In early autumn this year we enjoyed the gift that keeps on giving: a prolific crop of zucchinis. For a while there they lurked under leaves all over the garden and had to be picked every day. While I happily perfected my zucchini soup and my partner did the same with her zucchini tart, we started to run out of ways to use the proliferation of gourds. It was the green veg of choice for many meals and we often had pesto with zoodles (spiralised zucchini) in place of pasta. We gave them to friends and family and still had more than enough.
A zucchini is essentially an immature cylindrical marrow, which is what the fully grown version is called in Britain. Take your eye off it and it will grow up to a metre in length but is best enjoyed when around 20cm, well before it becomes woody and full of water.

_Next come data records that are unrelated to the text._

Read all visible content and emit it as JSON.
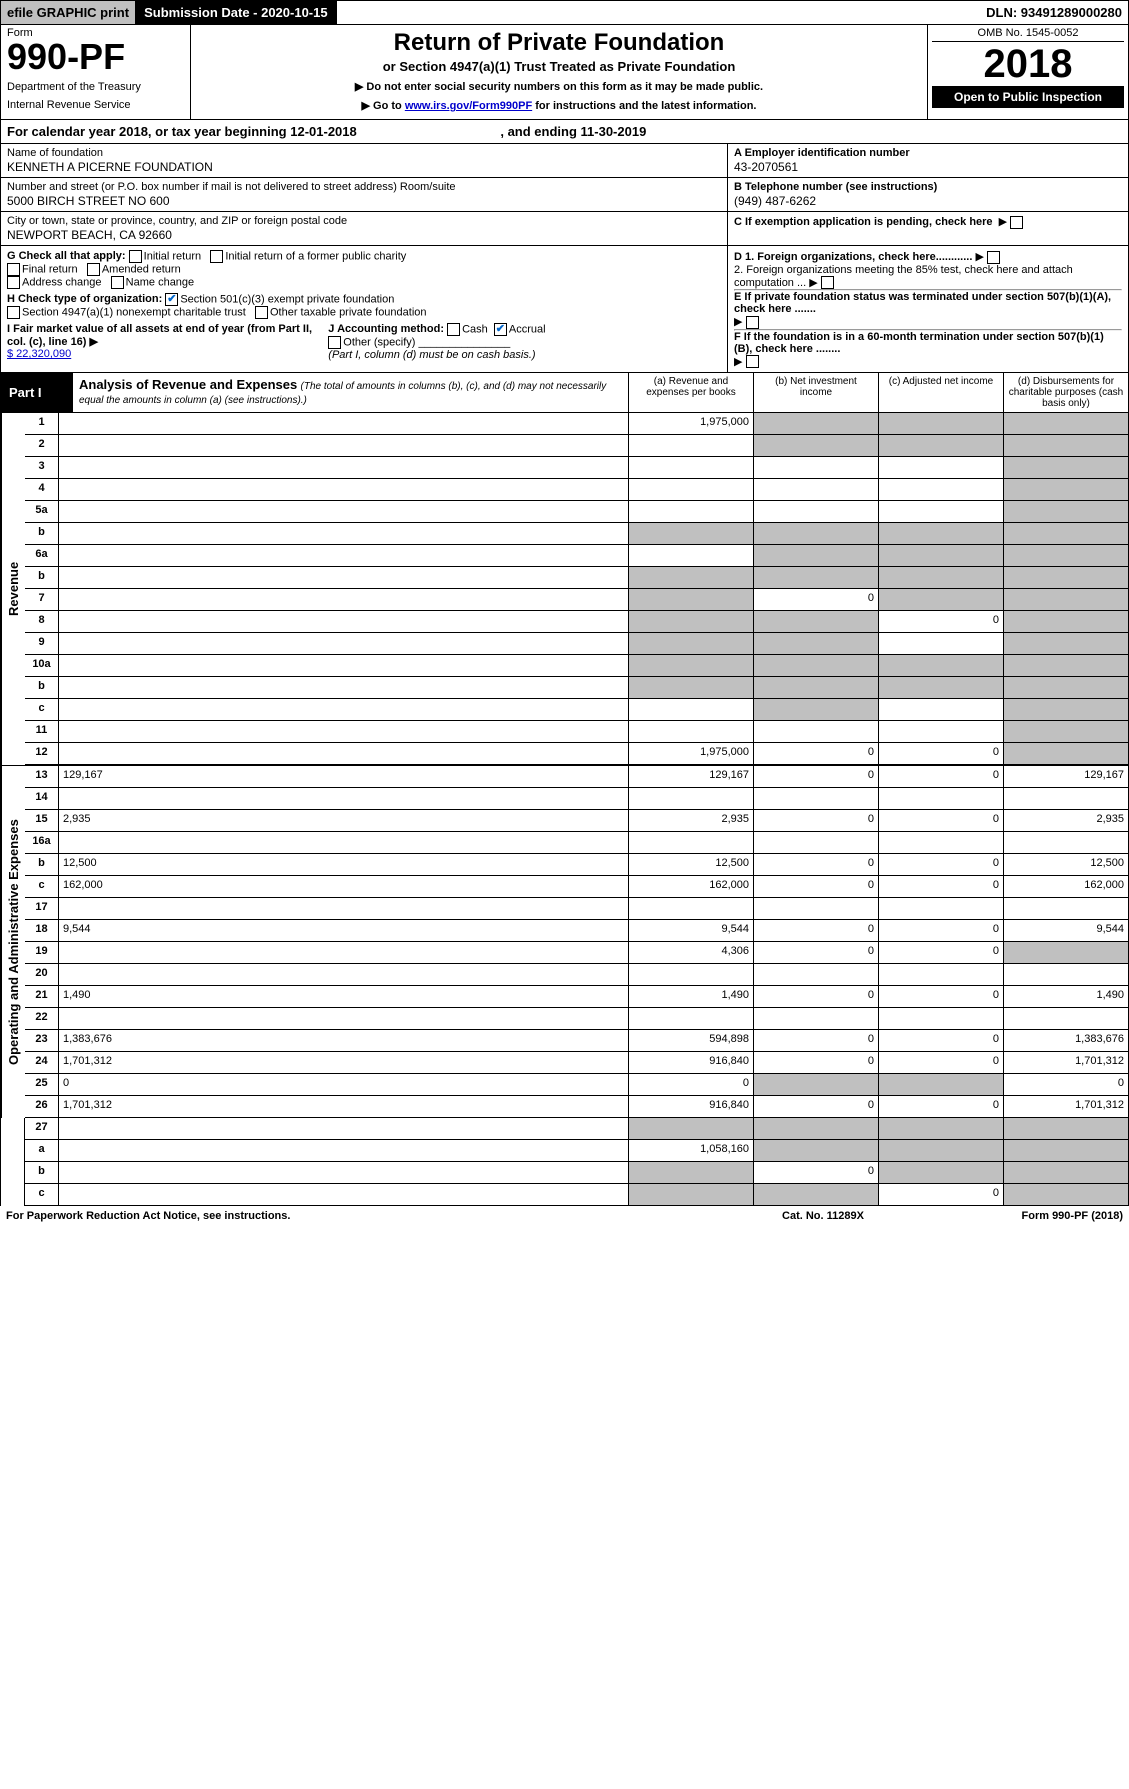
{
  "topbar": {
    "efile": "efile GRAPHIC print",
    "submission": "Submission Date - 2020-10-15",
    "dln": "DLN: 93491289000280"
  },
  "header": {
    "form_label": "Form",
    "form_number": "990-PF",
    "dept_line1": "Department of the Treasury",
    "dept_line2": "Internal Revenue Service",
    "title": "Return of Private Foundation",
    "subtitle": "or Section 4947(a)(1) Trust Treated as Private Foundation",
    "line1": "▶ Do not enter social security numbers on this form as it may be made public.",
    "line2_pre": "▶ Go to ",
    "line2_link": "www.irs.gov/Form990PF",
    "line2_post": " for instructions and the latest information.",
    "omb": "OMB No. 1545-0052",
    "year": "2018",
    "open": "Open to Public Inspection"
  },
  "cal_year": {
    "text_pre": "For calendar year 2018, or tax year beginning ",
    "begin": "12-01-2018",
    "text_mid": " , and ending ",
    "end": "11-30-2019"
  },
  "info": {
    "name_label": "Name of foundation",
    "name": "KENNETH A PICERNE FOUNDATION",
    "addr_label": "Number and street (or P.O. box number if mail is not delivered to street address)     Room/suite",
    "addr": "5000 BIRCH STREET NO 600",
    "city_label": "City or town, state or province, country, and ZIP or foreign postal code",
    "city": "NEWPORT BEACH, CA  92660",
    "a_label": "A Employer identification number",
    "a_val": "43-2070561",
    "b_label": "B Telephone number (see instructions)",
    "b_val": "(949) 487-6262",
    "c_label": "C If exemption application is pending, check here"
  },
  "checks": {
    "g_label": "G Check all that apply:",
    "g_opts": [
      "Initial return",
      "Initial return of a former public charity",
      "Final return",
      "Amended return",
      "Address change",
      "Name change"
    ],
    "h_label": "H Check type of organization:",
    "h1": "Section 501(c)(3) exempt private foundation",
    "h2": "Section 4947(a)(1) nonexempt charitable trust",
    "h3": "Other taxable private foundation",
    "i_label": "I Fair market value of all assets at end of year (from Part II, col. (c), line 16) ▶",
    "i_val": "$  22,320,090",
    "j_label": "J Accounting method:",
    "j_cash": "Cash",
    "j_accrual": "Accrual",
    "j_other": "Other (specify)",
    "j_note": "(Part I, column (d) must be on cash basis.)",
    "d1": "D 1. Foreign organizations, check here............",
    "d2": "2. Foreign organizations meeting the 85% test, check here and attach computation ...",
    "e": "E  If private foundation status was terminated under section 507(b)(1)(A), check here .......",
    "f": "F  If the foundation is in a 60-month termination under section 507(b)(1)(B), check here ........"
  },
  "part1": {
    "label": "Part I",
    "title": "Analysis of Revenue and Expenses",
    "note": "(The total of amounts in columns (b), (c), and (d) may not necessarily equal the amounts in column (a) (see instructions).)",
    "col_a": "(a) Revenue and expenses per books",
    "col_b": "(b) Net investment income",
    "col_c": "(c) Adjusted net income",
    "col_d": "(d) Disbursements for charitable purposes (cash basis only)",
    "revenue_label": "Revenue",
    "opex_label": "Operating and Administrative Expenses"
  },
  "lines": [
    {
      "n": "1",
      "d": "",
      "a": "1,975,000",
      "b": "",
      "c": "",
      "gb": true,
      "gc": true,
      "gd": true
    },
    {
      "n": "2",
      "d": "",
      "a": "",
      "b": "",
      "c": "",
      "gb": true,
      "gc": true,
      "gd": true,
      "na": true
    },
    {
      "n": "3",
      "d": "",
      "a": "",
      "b": "",
      "c": "",
      "gd": true
    },
    {
      "n": "4",
      "d": "",
      "a": "",
      "b": "",
      "c": "",
      "gd": true
    },
    {
      "n": "5a",
      "d": "",
      "a": "",
      "b": "",
      "c": "",
      "gd": true
    },
    {
      "n": "b",
      "d": "",
      "a": "",
      "b": "",
      "c": "",
      "ga": true,
      "gb": true,
      "gc": true,
      "gd": true
    },
    {
      "n": "6a",
      "d": "",
      "a": "",
      "b": "",
      "c": "",
      "gb": true,
      "gc": true,
      "gd": true
    },
    {
      "n": "b",
      "d": "",
      "a": "",
      "b": "",
      "c": "",
      "ga": true,
      "gb": true,
      "gc": true,
      "gd": true
    },
    {
      "n": "7",
      "d": "",
      "a": "",
      "b": "0",
      "c": "",
      "ga": true,
      "gc": true,
      "gd": true
    },
    {
      "n": "8",
      "d": "",
      "a": "",
      "b": "",
      "c": "0",
      "ga": true,
      "gb": true,
      "gd": true
    },
    {
      "n": "9",
      "d": "",
      "a": "",
      "b": "",
      "c": "",
      "ga": true,
      "gb": true,
      "gd": true
    },
    {
      "n": "10a",
      "d": "",
      "a": "",
      "b": "",
      "c": "",
      "ga": true,
      "gb": true,
      "gc": true,
      "gd": true
    },
    {
      "n": "b",
      "d": "",
      "a": "",
      "b": "",
      "c": "",
      "ga": true,
      "gb": true,
      "gc": true,
      "gd": true
    },
    {
      "n": "c",
      "d": "",
      "a": "",
      "b": "",
      "c": "",
      "gb": true,
      "gd": true
    },
    {
      "n": "11",
      "d": "",
      "a": "",
      "b": "",
      "c": "",
      "gd": true
    },
    {
      "n": "12",
      "d": "",
      "a": "1,975,000",
      "b": "0",
      "c": "0",
      "gd": true
    }
  ],
  "exp_lines": [
    {
      "n": "13",
      "d": "129,167",
      "a": "129,167",
      "b": "0",
      "c": "0"
    },
    {
      "n": "14",
      "d": "",
      "a": "",
      "b": "",
      "c": ""
    },
    {
      "n": "15",
      "d": "2,935",
      "a": "2,935",
      "b": "0",
      "c": "0"
    },
    {
      "n": "16a",
      "d": "",
      "a": "",
      "b": "",
      "c": ""
    },
    {
      "n": "b",
      "d": "12,500",
      "a": "12,500",
      "b": "0",
      "c": "0"
    },
    {
      "n": "c",
      "d": "162,000",
      "a": "162,000",
      "b": "0",
      "c": "0"
    },
    {
      "n": "17",
      "d": "",
      "a": "",
      "b": "",
      "c": ""
    },
    {
      "n": "18",
      "d": "9,544",
      "a": "9,544",
      "b": "0",
      "c": "0"
    },
    {
      "n": "19",
      "d": "",
      "a": "4,306",
      "b": "0",
      "c": "0",
      "gd": true
    },
    {
      "n": "20",
      "d": "",
      "a": "",
      "b": "",
      "c": ""
    },
    {
      "n": "21",
      "d": "1,490",
      "a": "1,490",
      "b": "0",
      "c": "0"
    },
    {
      "n": "22",
      "d": "",
      "a": "",
      "b": "",
      "c": ""
    },
    {
      "n": "23",
      "d": "1,383,676",
      "a": "594,898",
      "b": "0",
      "c": "0"
    },
    {
      "n": "24",
      "d": "1,701,312",
      "a": "916,840",
      "b": "0",
      "c": "0"
    },
    {
      "n": "25",
      "d": "0",
      "a": "0",
      "b": "",
      "c": "",
      "gb": true,
      "gc": true
    },
    {
      "n": "26",
      "d": "1,701,312",
      "a": "916,840",
      "b": "0",
      "c": "0"
    }
  ],
  "bottom_lines": [
    {
      "n": "27",
      "d": "",
      "a": "",
      "b": "",
      "c": "",
      "ga": true,
      "gb": true,
      "gc": true,
      "gd": true
    },
    {
      "n": "a",
      "d": "",
      "a": "1,058,160",
      "b": "",
      "c": "",
      "gb": true,
      "gc": true,
      "gd": true
    },
    {
      "n": "b",
      "d": "",
      "a": "",
      "b": "0",
      "c": "",
      "ga": true,
      "gc": true,
      "gd": true
    },
    {
      "n": "c",
      "d": "",
      "a": "",
      "b": "",
      "c": "0",
      "ga": true,
      "gb": true,
      "gd": true
    }
  ],
  "footer": {
    "left": "For Paperwork Reduction Act Notice, see instructions.",
    "mid": "Cat. No. 11289X",
    "right": "Form 990-PF (2018)"
  },
  "colors": {
    "black": "#000000",
    "grey": "#c0c0c0",
    "blue": "#0066cc",
    "link": "#0000cc"
  }
}
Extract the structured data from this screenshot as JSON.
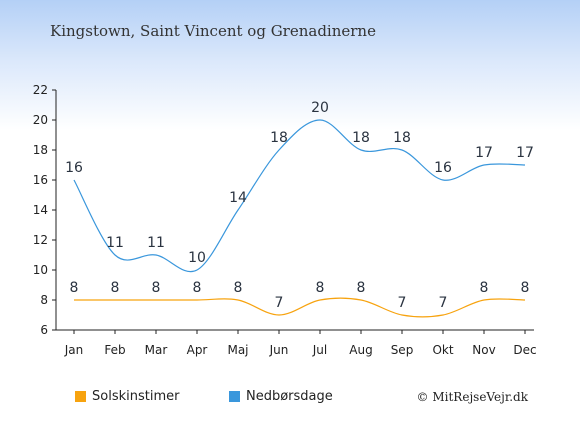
{
  "title": "Kingstown, Saint Vincent og Grenadinerne",
  "credit": "© MitRejseVejr.dk",
  "chart_data": {
    "type": "line",
    "categories": [
      "Jan",
      "Feb",
      "Mar",
      "Apr",
      "Maj",
      "Jun",
      "Jul",
      "Aug",
      "Sep",
      "Okt",
      "Nov",
      "Dec"
    ],
    "ylim": [
      6,
      22
    ],
    "yticks": [
      6,
      8,
      10,
      12,
      14,
      16,
      18,
      20,
      22
    ],
    "series": [
      {
        "name": "Solskinstimer",
        "color": "#f7a30f",
        "values": [
          8,
          8,
          8,
          8,
          8,
          7,
          8,
          8,
          7,
          7,
          8,
          8
        ]
      },
      {
        "name": "Nedbørsdage",
        "color": "#3a97dc",
        "values": [
          16,
          11,
          11,
          10,
          14,
          18,
          20,
          18,
          18,
          16,
          17,
          17
        ]
      }
    ],
    "legend": "bottom-left"
  }
}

While treated in the kitchen as a vegetable, like the tomato it’s botanically classed as a fruit — specifically, a berry or pepo, the swollen ovary of a flower. Both male and female zucchini flowers, as well as the leaves, may also be eaten.
AN OVERVIEW
Zucchini — Italian for “little squash” (or zucca) — was first described by that name in Milan in 1901. Oddly enough, the word courgette, used in the UK, New Zealand and other countries, is also a diminutive derived from the French word courge, meaning “gourd” or “marrow”.
Like all squash, zucchini originated in the Americas. It was introduced to Italy where it was cultivated widely then travelled back to the US with Italian immigrants in the late-19th and early-20th centuries.